Many see the opportunity to work with people as desirable feature of being a human resources professional. That is in spite of the fact that many other professions in the U.S. employ more than 450,000 working as an HR specialist and many pay greater than the median of $55,800 annually, according to Bureau of Labor Statistics wage data.
Expect technical questions if the job is not entry level. Read the position requirements in the job ad and be prepared to describe your accomplishments in those areas. Interviewers should refer to internal job descriptions to formulate questions.
Past behaviors are the best predictor of future behaviors. Therefore, expect to be asked about what you have done in previous jobs, school or other venues. You need to think through very specific accomplishments related to job characteristics. Stop to take time to think through your answer to many of the questions. Effective interviewers will actually ask you to take time to think about your answers. It is more important to think through and accurately describe yourself and your accomplishments than to show you can answer questions quickly. Quick answers will more likely be less effective answers.
Preparing for the interview
Each answer should follow the STAR format, or Situation, Task, Action, Result.
- Describe the situation (S) in one or two sentences. Give the listener an idea of the context and the importance of the situation.
- Your task (T) should be summed up as, “It was my job to…”
- Detail your actions (A) in first person. (Say “I did this” and not “we did that.”)
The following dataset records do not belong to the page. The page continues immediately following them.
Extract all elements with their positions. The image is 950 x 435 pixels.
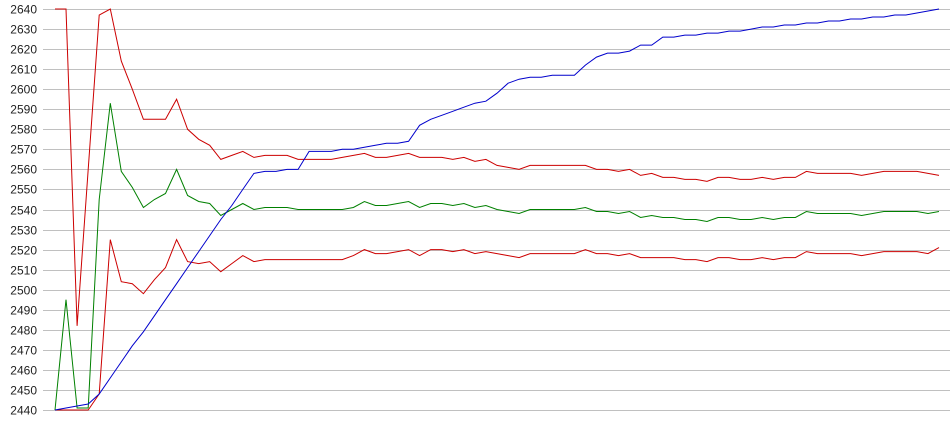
y-tick-label: 2490 xyxy=(10,304,37,318)
y-tick-label: 2580 xyxy=(10,123,37,137)
y-tick-label: 2450 xyxy=(10,384,37,398)
y-tick-label: 2470 xyxy=(10,344,37,358)
y-tick-label: 2440 xyxy=(10,404,37,418)
y-tick-label: 2460 xyxy=(10,364,37,378)
gridlines xyxy=(43,9,950,411)
y-tick-label: 2640 xyxy=(10,3,37,17)
series-line-0 xyxy=(55,8,940,326)
y-tick-label: 2570 xyxy=(10,143,37,157)
y-tick-label: 2530 xyxy=(10,224,37,238)
y-tick-label: 2480 xyxy=(10,324,37,338)
y-tick-label: 2630 xyxy=(10,23,37,37)
y-tick-label: 2500 xyxy=(10,284,37,298)
y-tick-label: 2610 xyxy=(10,63,37,77)
y-tick-label: 2550 xyxy=(10,183,37,197)
series-line-3 xyxy=(54,8,940,411)
y-axis-tick-labels: 2440 2450 2460 2470 2480 2490 2500 2510 2520 2530… xyxy=(10,3,37,418)
y-tick-label: 2620 xyxy=(10,43,37,57)
y-tick-label: 2590 xyxy=(10,103,37,117)
series-lines xyxy=(54,8,940,411)
y-tick-label: 2540 xyxy=(10,204,37,218)
series-line-1 xyxy=(54,103,940,411)
series-line-2 xyxy=(55,238,940,411)
y-tick-label: 2510 xyxy=(10,264,37,278)
y-tick-label: 2520 xyxy=(10,244,37,258)
y-tick-label: 2560 xyxy=(10,163,37,177)
y-tick-label: 2600 xyxy=(10,83,37,97)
- Focus on results (R): how you improved your organization, how you helped a person or how you benefited from the experience.
Think in terms of an elevator speech. In other words, you are going up an elevator and the chief executive in your organization asks, “How are you doing on that project?” Be ready to answer, “As you may recall, I was asked to improve our new employee orientation. I organized a cross functional group to identify the important elements. I implemented their suggestions and now new employees are responding with higher satisfaction ratings. Several supervisors have commented on how our new employee follow up program is helping them.” It should take only two or three minutes to answer the question.
Recency and frequency
Interviewers are going to weight recent and more frequent experiences as better indicators of job success.
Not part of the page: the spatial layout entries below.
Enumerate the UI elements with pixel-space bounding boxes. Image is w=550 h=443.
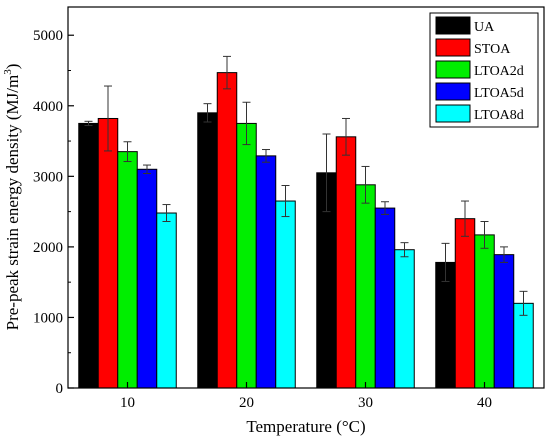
legend-swatch-ltoa8d <box>435 104 471 123</box>
legend-swatch-ltoa5d <box>435 82 471 101</box>
error-bar-ua-10 <box>84 120 93 127</box>
y-axis-title: Pre-peak strain energy density (MJ/m3) <box>2 64 22 331</box>
y-tick-label: 5000 <box>33 28 63 44</box>
error-bar-ua-20 <box>203 103 212 123</box>
y-axis-title-superscript: 3 <box>2 69 14 75</box>
x-axis-title: Temperature (°C) <box>246 417 365 436</box>
bars-layer <box>78 72 534 389</box>
error-bar-stoa-30 <box>342 117 350 156</box>
bar-stoa-30 <box>335 136 357 389</box>
bar-stoa-20 <box>216 72 238 389</box>
bar-ltoa2d-10 <box>117 151 138 389</box>
x-tick-label: 40 <box>477 395 492 411</box>
error-bar-ltoa5d-30 <box>381 201 389 215</box>
legend-label-ltoa8d: LTOA8d <box>474 108 524 123</box>
error-bar-ltoa5d-20 <box>262 149 270 163</box>
bar-ltoa2d-30 <box>355 184 376 389</box>
bar-ltoa8d-20 <box>275 200 296 389</box>
y-axis-title-main: Pre-peak strain energy density (MJ/m <box>3 75 22 331</box>
error-bar-ltoa2d-20 <box>242 101 251 146</box>
y-axis-title-close: ) <box>3 64 22 70</box>
error-bar-ua-30 <box>322 133 331 213</box>
error-bar-ltoa8d-40 <box>519 290 528 316</box>
bar-ltoa5d-40 <box>493 254 515 389</box>
legend-swatch-stoa <box>435 38 471 57</box>
x-tick-label: 30 <box>358 395 373 411</box>
legend-swatch-ltoa2d <box>435 60 471 79</box>
error-bars-layer <box>84 55 528 316</box>
y-tick-label: 1000 <box>33 310 63 326</box>
bar-ltoa8d-40 <box>513 302 534 389</box>
legend: UA STOA LTOA2d LTOA5d LTOA8d <box>429 12 539 128</box>
bar-stoa-40 <box>454 218 476 389</box>
bar-ltoa5d-20 <box>255 155 277 389</box>
error-bar-ltoa8d-20 <box>281 185 290 218</box>
error-bar-ltoa2d-40 <box>480 220 489 249</box>
error-bar-ltoa2d-30 <box>361 165 370 204</box>
error-bar-ltoa5d-40 <box>500 246 508 263</box>
y-tick-label: 2000 <box>33 240 63 256</box>
error-bar-ltoa5d-10 <box>143 164 151 175</box>
error-bar-ua-40 <box>441 242 450 282</box>
legend-label-ltoa5d: LTOA5d <box>474 86 524 101</box>
x-tick-label: 20 <box>239 395 254 411</box>
bar-ltoa8d-10 <box>156 212 177 389</box>
legend-swatch-ua <box>435 16 471 35</box>
y-tick-label: 4000 <box>33 99 63 115</box>
bar-ltoa2d-20 <box>236 122 257 389</box>
error-bar-ltoa2d-10 <box>123 141 132 163</box>
error-bar-stoa-20 <box>223 55 231 90</box>
error-bar-ltoa8d-10 <box>162 204 171 222</box>
axes-layer: 0 1000 2000 3000 4000 5000 10 20 30 40 <box>33 28 492 411</box>
legend-label-ua: UA <box>474 20 495 35</box>
error-bar-stoa-10 <box>104 85 112 152</box>
x-tick-label: 10 <box>120 395 135 411</box>
bar-ltoa8d-30 <box>394 249 415 389</box>
y-tick-label: 0 <box>56 381 64 397</box>
y-tick-label: 3000 <box>33 169 63 185</box>
plot-frame <box>67 6 545 389</box>
legend-label-ltoa2d: LTOA2d <box>474 64 524 79</box>
bar-ua-20 <box>197 112 218 389</box>
bar-ltoa5d-10 <box>136 168 158 389</box>
bar-stoa-10 <box>97 117 119 389</box>
bar-ua-10 <box>78 122 99 389</box>
bar-ltoa2d-40 <box>474 234 495 389</box>
legend-label-stoa: STOA <box>474 42 511 57</box>
bar-ltoa5d-30 <box>374 207 396 389</box>
error-bar-stoa-40 <box>461 200 469 237</box>
error-bar-ltoa8d-30 <box>400 242 409 258</box>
The Department of Labor’s O*Net website defines and weights work styles related to success of human resources specialists as follows.
- 94% - Attention to Detail
- 93% - Integrity
- 91% - Cooperation
- 89% - Concern for Others
- 89% - Dependability
- 85% - Independence
- 82% - Self Control
- 80% - Initiative
Take a look at the pictures to see behavioral questions for each category.
What human resources professionals do
HR specialists recruit and help select job applicants; conduct new employee orientation; develop and maintain HR policies, job descriptions, compensation, benefits, schedules, working conditions, or promotion opportunities; interpret and explain laws, standards, or regulations (e.g., Equal Employment Opportunity and affirmative action guidelines and laws); address employee relations issues; maintain employment records and human resources documents.